Facile one-step elaboration of nanostructured ZnMn2O4 thin films by a plasma process as a high-performance rechargeable zinc-ion battery cathode

Abstract

The need to develop safe, environmentally-friendly and low cost batteries has led to a growing interest in zinc-ion batteries (ZIBs), due to the abundance of zinc and the high theoretical capacity of this material. For large scale applications, it will be necessary to find adequate cathode materials capable of reversible Zn²⁺ electrochemical storage over prolonged cycling. Among various promising candidates, ZnMn₂O₄ spinel has attracted attention because of its high theoretical capacity, higher voltage than vanadium-based cathodes, and better cyclability among manganese oxide-based cathodes. However, most of the elaboration routes of manganese oxide based cathodes rely on cost-ineffective and time-consuming multi-steps processes. In this work, we report the elaboration of nanostructured thin films of ZnMn₂O₄ spinel using a single step non-equilibrium plasma method without calcination and without using any additives.

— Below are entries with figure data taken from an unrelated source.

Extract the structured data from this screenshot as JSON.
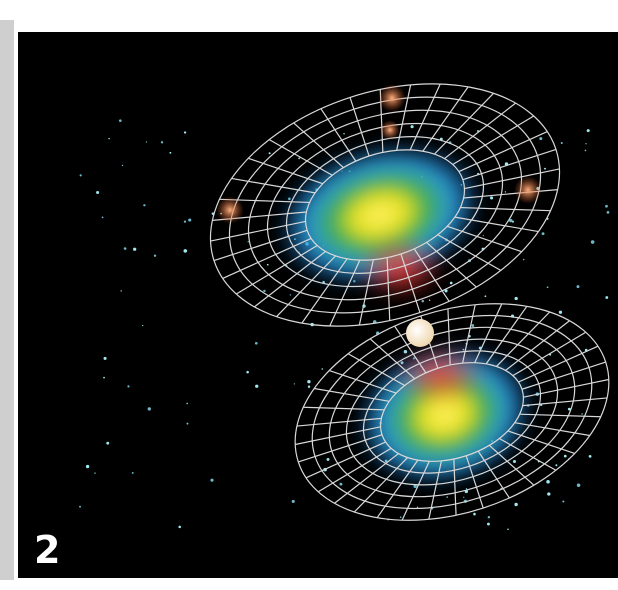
{
  "label": "2"
}
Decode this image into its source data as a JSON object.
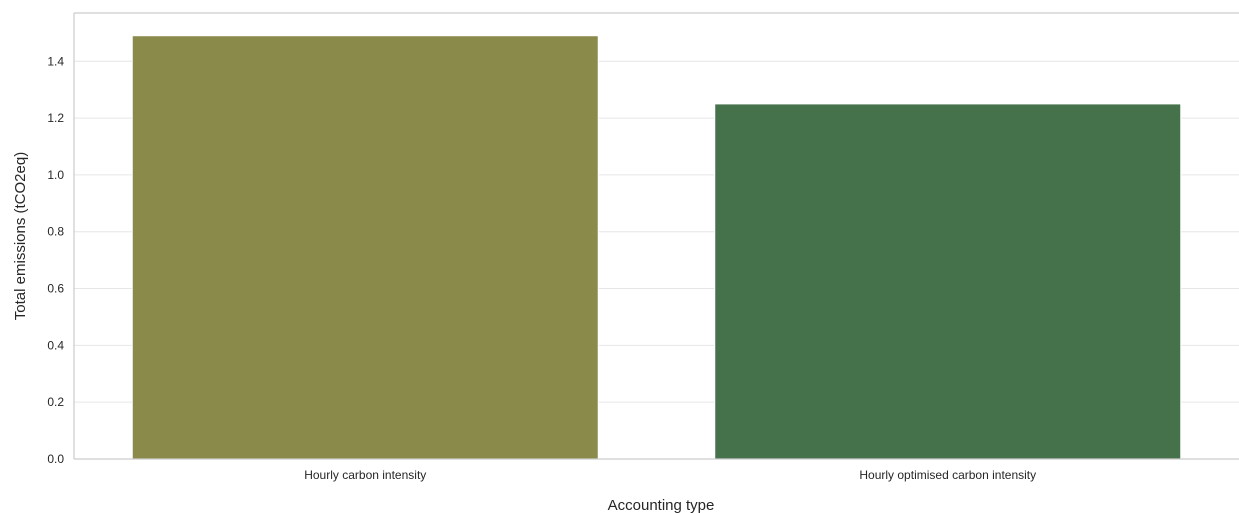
{
  "chart_data": {
    "type": "bar",
    "title": "",
    "xlabel": "Accounting type",
    "ylabel": "Total emissions (tCO2eq)",
    "categories": [
      "Hourly carbon intensity",
      "Hourly optimised carbon intensity"
    ],
    "values": [
      1.49,
      1.25
    ],
    "colors": [
      "#8a8a4b",
      "#45724b"
    ],
    "ylim": [
      0,
      1.57
    ],
    "yticks": [
      "0.0",
      "0.2",
      "0.4",
      "0.6",
      "0.8",
      "1.0",
      "1.2",
      "1.4"
    ],
    "grid": "horizontal",
    "legend": "none"
  },
  "style": {
    "background": "#ffffff",
    "grid_color": "#e6e6e6",
    "spine_color": "#cccccc",
    "text_color": "#262626"
  }
}
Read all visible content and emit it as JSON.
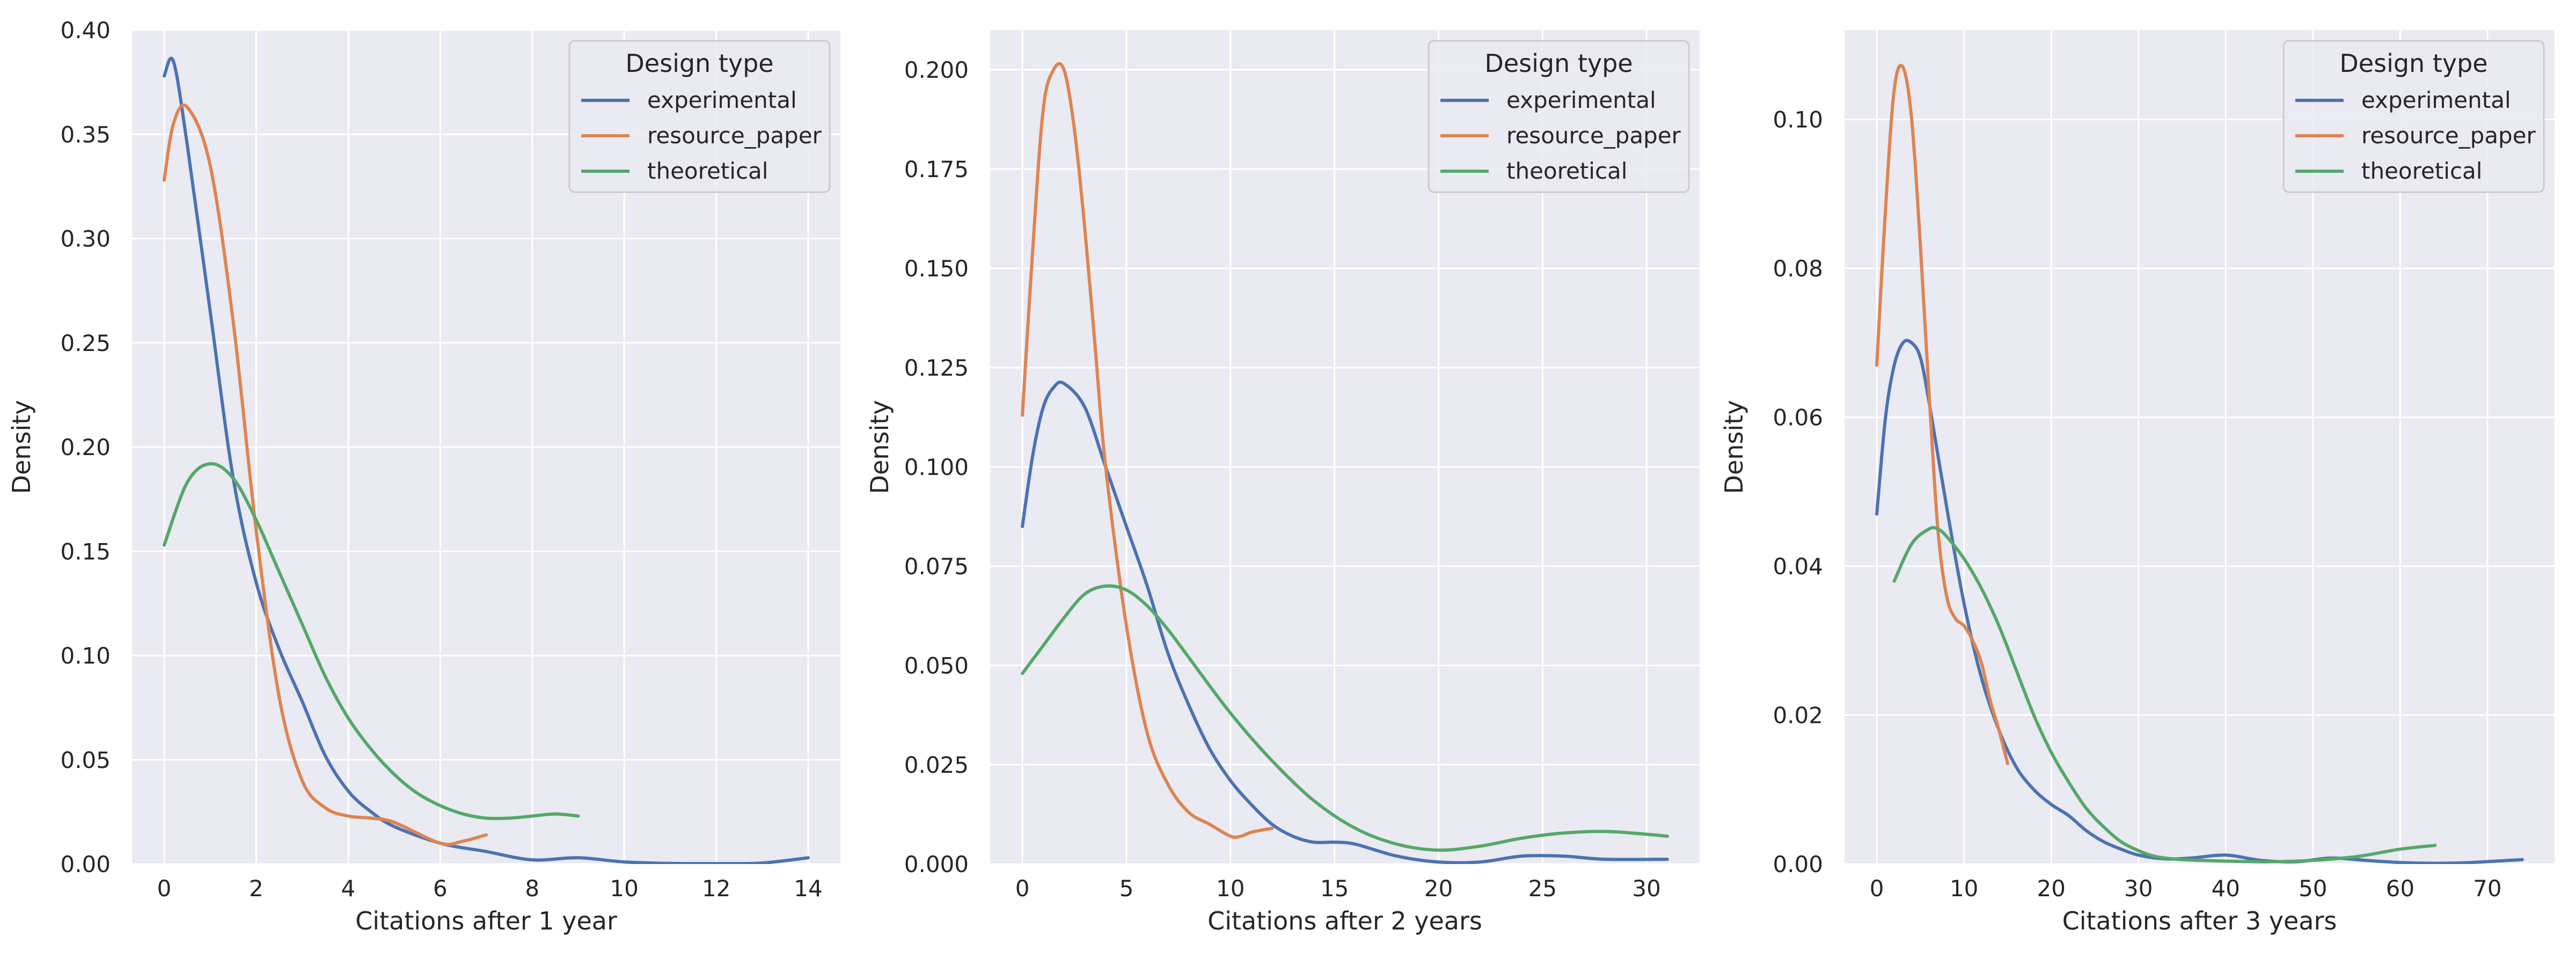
{
  "colors": {
    "background": "#eaeaf2",
    "grid": "#ffffff",
    "experimental": "#4c72b0",
    "resource_paper": "#dd8452",
    "theoretical": "#55a868"
  },
  "chart_data": [
    {
      "type": "line",
      "xlabel": "Citations after 1 year",
      "ylabel": "Density",
      "xlim": [
        -0.7,
        14.7
      ],
      "ylim": [
        0,
        0.4
      ],
      "xticks": [
        0,
        2,
        4,
        6,
        8,
        10,
        12,
        14
      ],
      "yticks": [
        0.0,
        0.05,
        0.1,
        0.15,
        0.2,
        0.25,
        0.3,
        0.35,
        0.4
      ],
      "ytick_labels": [
        "0.00",
        "0.05",
        "0.10",
        "0.15",
        "0.20",
        "0.25",
        "0.30",
        "0.35",
        "0.40"
      ],
      "grid": true,
      "legend": {
        "title": "Design type",
        "placement": "top-right"
      },
      "series": [
        {
          "name": "experimental",
          "color_key": "experimental",
          "x": [
            0,
            0.2,
            0.5,
            1,
            1.5,
            2,
            2.5,
            3,
            3.5,
            4,
            4.5,
            5,
            6,
            7,
            8,
            9,
            10,
            11,
            12,
            13,
            14
          ],
          "y": [
            0.378,
            0.385,
            0.345,
            0.265,
            0.185,
            0.135,
            0.103,
            0.078,
            0.052,
            0.035,
            0.025,
            0.018,
            0.01,
            0.006,
            0.002,
            0.003,
            0.001,
            0.0003,
            0.0002,
            0.0005,
            0.003
          ]
        },
        {
          "name": "resource_paper",
          "color_key": "resource_paper",
          "x": [
            0,
            0.2,
            0.5,
            1,
            1.5,
            2,
            2.5,
            3,
            3.5,
            4,
            4.5,
            5,
            6,
            6.5,
            7
          ],
          "y": [
            0.328,
            0.355,
            0.363,
            0.335,
            0.26,
            0.16,
            0.08,
            0.04,
            0.027,
            0.023,
            0.022,
            0.02,
            0.01,
            0.011,
            0.014
          ]
        },
        {
          "name": "theoretical",
          "color_key": "theoretical",
          "x": [
            0,
            0.5,
            1,
            1.5,
            2,
            2.5,
            3,
            3.5,
            4,
            4.5,
            5,
            5.5,
            6,
            6.5,
            7,
            7.5,
            8,
            8.5,
            9
          ],
          "y": [
            0.153,
            0.183,
            0.192,
            0.185,
            0.165,
            0.14,
            0.115,
            0.09,
            0.07,
            0.055,
            0.043,
            0.034,
            0.028,
            0.024,
            0.022,
            0.022,
            0.023,
            0.024,
            0.023
          ]
        }
      ]
    },
    {
      "type": "line",
      "xlabel": "Citations after 2 years",
      "ylabel": "Density",
      "xlim": [
        -1.55,
        32.55
      ],
      "ylim": [
        0,
        0.21
      ],
      "xticks": [
        0,
        5,
        10,
        15,
        20,
        25,
        30
      ],
      "yticks": [
        0.0,
        0.025,
        0.05,
        0.075,
        0.1,
        0.125,
        0.15,
        0.175,
        0.2
      ],
      "ytick_labels": [
        "0.000",
        "0.025",
        "0.050",
        "0.075",
        "0.100",
        "0.125",
        "0.150",
        "0.175",
        "0.200"
      ],
      "grid": true,
      "legend": {
        "title": "Design type",
        "placement": "top-right"
      },
      "series": [
        {
          "name": "experimental",
          "color_key": "experimental",
          "x": [
            0,
            0.5,
            1,
            1.5,
            2,
            3,
            4,
            5,
            6,
            7,
            8,
            9,
            10,
            11,
            12,
            13,
            14,
            15,
            16,
            18,
            20,
            22,
            24,
            26,
            28,
            31
          ],
          "y": [
            0.085,
            0.103,
            0.115,
            0.12,
            0.121,
            0.115,
            0.1,
            0.085,
            0.07,
            0.053,
            0.04,
            0.029,
            0.021,
            0.015,
            0.01,
            0.007,
            0.0055,
            0.0055,
            0.005,
            0.002,
            0.0005,
            0.0005,
            0.002,
            0.002,
            0.0012,
            0.0012
          ]
        },
        {
          "name": "resource_paper",
          "color_key": "resource_paper",
          "x": [
            0,
            0.5,
            1,
            1.5,
            2,
            2.5,
            3,
            3.5,
            4,
            5,
            6,
            7,
            8,
            9,
            10,
            10.5,
            11,
            12
          ],
          "y": [
            0.113,
            0.155,
            0.19,
            0.2,
            0.2,
            0.185,
            0.16,
            0.13,
            0.1,
            0.06,
            0.033,
            0.02,
            0.013,
            0.01,
            0.007,
            0.007,
            0.008,
            0.009
          ]
        },
        {
          "name": "theoretical",
          "color_key": "theoretical",
          "x": [
            0,
            1,
            2,
            3,
            4,
            5,
            6,
            7,
            8,
            10,
            12,
            14,
            16,
            18,
            20,
            22,
            24,
            26,
            28,
            30,
            31
          ],
          "y": [
            0.048,
            0.055,
            0.062,
            0.068,
            0.07,
            0.069,
            0.065,
            0.059,
            0.052,
            0.038,
            0.026,
            0.016,
            0.009,
            0.005,
            0.0035,
            0.0045,
            0.0065,
            0.0078,
            0.0082,
            0.0075,
            0.007
          ]
        }
      ]
    },
    {
      "type": "line",
      "xlabel": "Citations after 3 years",
      "ylabel": "Density",
      "xlim": [
        -3.7,
        77.7
      ],
      "ylim": [
        0,
        0.112
      ],
      "xticks": [
        0,
        10,
        20,
        30,
        40,
        50,
        60,
        70
      ],
      "yticks": [
        0.0,
        0.02,
        0.04,
        0.06,
        0.08,
        0.1
      ],
      "ytick_labels": [
        "0.00",
        "0.02",
        "0.04",
        "0.06",
        "0.08",
        "0.10"
      ],
      "grid": true,
      "legend": {
        "title": "Design type",
        "placement": "top-right"
      },
      "series": [
        {
          "name": "experimental",
          "color_key": "experimental",
          "x": [
            0,
            1,
            2,
            3,
            4,
            5,
            6,
            8,
            10,
            12,
            14,
            16,
            18,
            20,
            22,
            24,
            26,
            28,
            30,
            33,
            36,
            40,
            44,
            48,
            52,
            56,
            60,
            64,
            68,
            74
          ],
          "y": [
            0.047,
            0.06,
            0.067,
            0.07,
            0.07,
            0.068,
            0.062,
            0.048,
            0.035,
            0.025,
            0.018,
            0.013,
            0.01,
            0.008,
            0.0065,
            0.0045,
            0.003,
            0.002,
            0.0012,
            0.0007,
            0.0008,
            0.0012,
            0.0005,
            0.0003,
            0.0008,
            0.0005,
            0.0002,
            0.0001,
            0.0002,
            0.0006
          ]
        },
        {
          "name": "resource_paper",
          "color_key": "resource_paper",
          "x": [
            0,
            1,
            2,
            3,
            4,
            5,
            6,
            7,
            8,
            9,
            10,
            11,
            12,
            13,
            14,
            15
          ],
          "y": [
            0.067,
            0.088,
            0.104,
            0.107,
            0.1,
            0.083,
            0.063,
            0.045,
            0.036,
            0.033,
            0.032,
            0.03,
            0.027,
            0.022,
            0.018,
            0.0135
          ]
        },
        {
          "name": "theoretical",
          "color_key": "theoretical",
          "x": [
            2,
            4,
            6,
            7,
            8,
            10,
            12,
            14,
            16,
            18,
            20,
            22,
            24,
            26,
            28,
            30,
            32,
            35,
            40,
            45,
            50,
            55,
            60,
            64
          ],
          "y": [
            0.038,
            0.043,
            0.045,
            0.045,
            0.044,
            0.041,
            0.037,
            0.032,
            0.026,
            0.02,
            0.015,
            0.011,
            0.0075,
            0.005,
            0.003,
            0.0018,
            0.001,
            0.0006,
            0.0004,
            0.0003,
            0.0005,
            0.001,
            0.002,
            0.0025
          ]
        }
      ]
    }
  ]
}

The electrochemical behavior of the as-deposited ZnMn₂O₄ spinel thin film was studied for application as a cathode in ZIBs. It gave a remarkably high specific capacity of 235 mA h g⁻¹ at 0.1 A g⁻¹ and 155 mA h g⁻¹ after 1100 cycles at a current intensity of 1 A g⁻¹. These electrochemical performance results demonstrate that the plasma-based elaboration process is a promising strategy for the development of advanced next-generation ZIBs based on the use of nanostructured materials with a controlled structure and microstructure.